|— Neighborhood of San Francisco —|
The Palace of Fine Arts, one of the two surviving buildings of the Panama-Pacific International Exposition, is the centerpiece Landmark of the Marina District.
|Nickname(s): The Marina|
|- Board of Supervisors||Michela Alioto-Pier|
|- State Assembly||Tom Ammiano (D)|
|- State Senate||Mark Leno (D)|
|- U.S. House||Nancy Pelosi (D)|
|- Total||2 km2 (0.778 sq mi)|
|- Land||2 km2 (0.778 sq mi)|
|- Density||5,988.8/km2 (15,511/sq mi)|
The Marina District is a neighborhood located in San Francisco, California. The neighborhood sits on the site of the 1915 Panama-Pacific International Exposition, staged after the 1906 San Francisco earthquake to celebrate the reemergence of the city. Aside from the Palace of Fine Arts (POFA), all other buildings were demolished to make the current neighborhood.
The area is bounded to the east by Van Ness Avenue and Fort Mason, on the west by Cow Hollow, Lyon Street and the Presidio National Park, on the south by Lombard St that bisects the southern edge of the Marina District. The nothern half of the Marina is a shoreline to the San Francisco Bay, and features the Marina Green, a picturesque park adjacent to the municipal boat marina from which the neighborhood takes its name.
The area in the 19th century prior to the 1906 Earthquake consisted of bay shallows, tidal pools, sand dunes, and marshland from nearby Crissy Field. Human habitation and development came in the mid to late 19th century in the form of a sandwall and of a road from the nearby Presidio to Fort Mason. Most of the sand dunes had been leveled out as a hodgepodge of wharves and industrial plants was built extending from what is now Laguna Street to Steiner Street. All of which was destroyed in the 1906 Earthquake that would destroy large swaths of the city.

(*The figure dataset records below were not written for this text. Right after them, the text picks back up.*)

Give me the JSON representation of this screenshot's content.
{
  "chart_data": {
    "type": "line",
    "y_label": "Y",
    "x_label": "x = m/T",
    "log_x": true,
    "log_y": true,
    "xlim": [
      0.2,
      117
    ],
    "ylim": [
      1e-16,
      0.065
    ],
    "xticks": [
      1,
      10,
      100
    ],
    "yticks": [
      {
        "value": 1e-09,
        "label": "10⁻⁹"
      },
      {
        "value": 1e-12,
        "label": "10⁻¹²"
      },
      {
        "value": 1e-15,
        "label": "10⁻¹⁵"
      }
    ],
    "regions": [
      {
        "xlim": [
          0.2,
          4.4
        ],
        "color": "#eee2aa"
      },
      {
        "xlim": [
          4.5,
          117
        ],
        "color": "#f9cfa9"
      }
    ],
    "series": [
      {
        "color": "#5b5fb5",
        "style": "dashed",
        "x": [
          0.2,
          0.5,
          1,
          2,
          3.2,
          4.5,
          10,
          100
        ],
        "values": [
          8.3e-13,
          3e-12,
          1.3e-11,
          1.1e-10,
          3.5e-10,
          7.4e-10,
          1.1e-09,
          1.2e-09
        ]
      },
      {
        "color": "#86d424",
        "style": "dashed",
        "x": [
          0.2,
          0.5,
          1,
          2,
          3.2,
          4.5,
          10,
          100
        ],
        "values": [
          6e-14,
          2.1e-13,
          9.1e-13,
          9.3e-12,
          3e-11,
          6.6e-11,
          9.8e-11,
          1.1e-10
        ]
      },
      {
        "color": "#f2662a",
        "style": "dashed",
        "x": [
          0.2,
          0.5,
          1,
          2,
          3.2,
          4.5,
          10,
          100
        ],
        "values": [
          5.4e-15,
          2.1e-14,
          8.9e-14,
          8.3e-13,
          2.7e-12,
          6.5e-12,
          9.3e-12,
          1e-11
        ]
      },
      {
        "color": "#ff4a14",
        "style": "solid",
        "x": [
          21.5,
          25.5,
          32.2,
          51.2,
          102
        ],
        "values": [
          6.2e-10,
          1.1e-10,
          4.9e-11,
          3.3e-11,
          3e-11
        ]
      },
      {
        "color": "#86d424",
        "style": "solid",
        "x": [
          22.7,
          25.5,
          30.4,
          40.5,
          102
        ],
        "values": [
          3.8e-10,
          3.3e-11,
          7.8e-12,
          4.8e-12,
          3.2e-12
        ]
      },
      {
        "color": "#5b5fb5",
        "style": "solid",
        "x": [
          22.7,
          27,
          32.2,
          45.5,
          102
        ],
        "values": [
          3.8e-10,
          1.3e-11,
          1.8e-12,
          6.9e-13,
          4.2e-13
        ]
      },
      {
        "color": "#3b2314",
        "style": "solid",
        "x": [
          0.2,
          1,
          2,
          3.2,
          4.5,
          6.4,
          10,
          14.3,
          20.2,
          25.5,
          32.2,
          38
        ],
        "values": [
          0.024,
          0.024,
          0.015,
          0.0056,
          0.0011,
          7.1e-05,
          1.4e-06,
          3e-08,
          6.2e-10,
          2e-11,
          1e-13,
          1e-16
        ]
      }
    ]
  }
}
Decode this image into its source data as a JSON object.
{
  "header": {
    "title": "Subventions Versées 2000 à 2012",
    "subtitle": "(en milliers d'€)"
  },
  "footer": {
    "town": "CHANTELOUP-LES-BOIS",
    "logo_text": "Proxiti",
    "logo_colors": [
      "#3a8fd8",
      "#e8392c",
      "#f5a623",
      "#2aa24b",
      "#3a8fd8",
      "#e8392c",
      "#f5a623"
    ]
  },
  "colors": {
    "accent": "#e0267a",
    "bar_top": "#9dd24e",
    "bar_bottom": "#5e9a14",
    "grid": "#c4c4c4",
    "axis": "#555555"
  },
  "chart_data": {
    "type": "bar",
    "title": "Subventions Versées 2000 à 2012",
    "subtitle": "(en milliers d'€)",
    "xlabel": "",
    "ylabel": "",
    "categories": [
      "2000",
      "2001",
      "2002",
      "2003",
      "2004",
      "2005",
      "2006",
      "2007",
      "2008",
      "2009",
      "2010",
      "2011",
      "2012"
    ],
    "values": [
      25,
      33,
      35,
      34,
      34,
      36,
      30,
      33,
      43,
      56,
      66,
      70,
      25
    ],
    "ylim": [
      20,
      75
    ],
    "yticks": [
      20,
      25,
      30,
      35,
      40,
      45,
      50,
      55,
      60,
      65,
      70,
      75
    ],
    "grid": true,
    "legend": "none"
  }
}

During reconstruction of the city after the 1906 Earthquake, the area was chosen as the site of the Panama-Pacific International Exposition. Although rubble from the earthquake was used as part of the land reclamation, most of the landfill was from dredging mud and sand from the bottom of the Bay. After the end of the exposition in 1915, the land was sold to private developers, who tore down nearly all of the fair's attractions and developed the area into a residential neighborhood. This major redevelopment was completed in the 1920s. In the 1930s, with the completion of the nearby Golden Gate Bridge, Lombard Street (ow Highway 101) was widened, and soon developed into a strip of roadside motels.
Physically, the neighborhood has changed very little since its construction in the 1920s.
The neighborhood is most famous for the Palace of Fine Arts, and the Exploratorium a famous and renown children's museum, which take up much of the western section of the neighborhood, and are the only two buildings that were left standing from the 1915 Exposition. That section of the neighborhood is crowded with tourists year round.
The neighborhood is also most noted and famous for its demographic population which has rapidly shifted in the 1980s from mostly middle class families and pensioners, to twenty something to thirty something young urban professionals which now make up more than half of its population, although a very small, affluent middle age, to elderly population remains.  Most of these type of residents live a "swinger" lifestyle and have thus turned the neighborhood's main commercial streets, Chestnut Street, a section of Fillmore Street south of Lombard Street, as well Lombard Street itself into one of the city's more lively and famous nightlife scenes. The Marina Safeway is particularly notable for its swinger scene — it is frequently listed as one of the city's best pick-up spots and is affectionately known as the "Singles Safeway" or more recently, "Dateway." This concept was first popularized by the San Francisco author Armistead Maupin in his late 1970's novel "Tales of the City", a film version of which has been broadcast on PBS.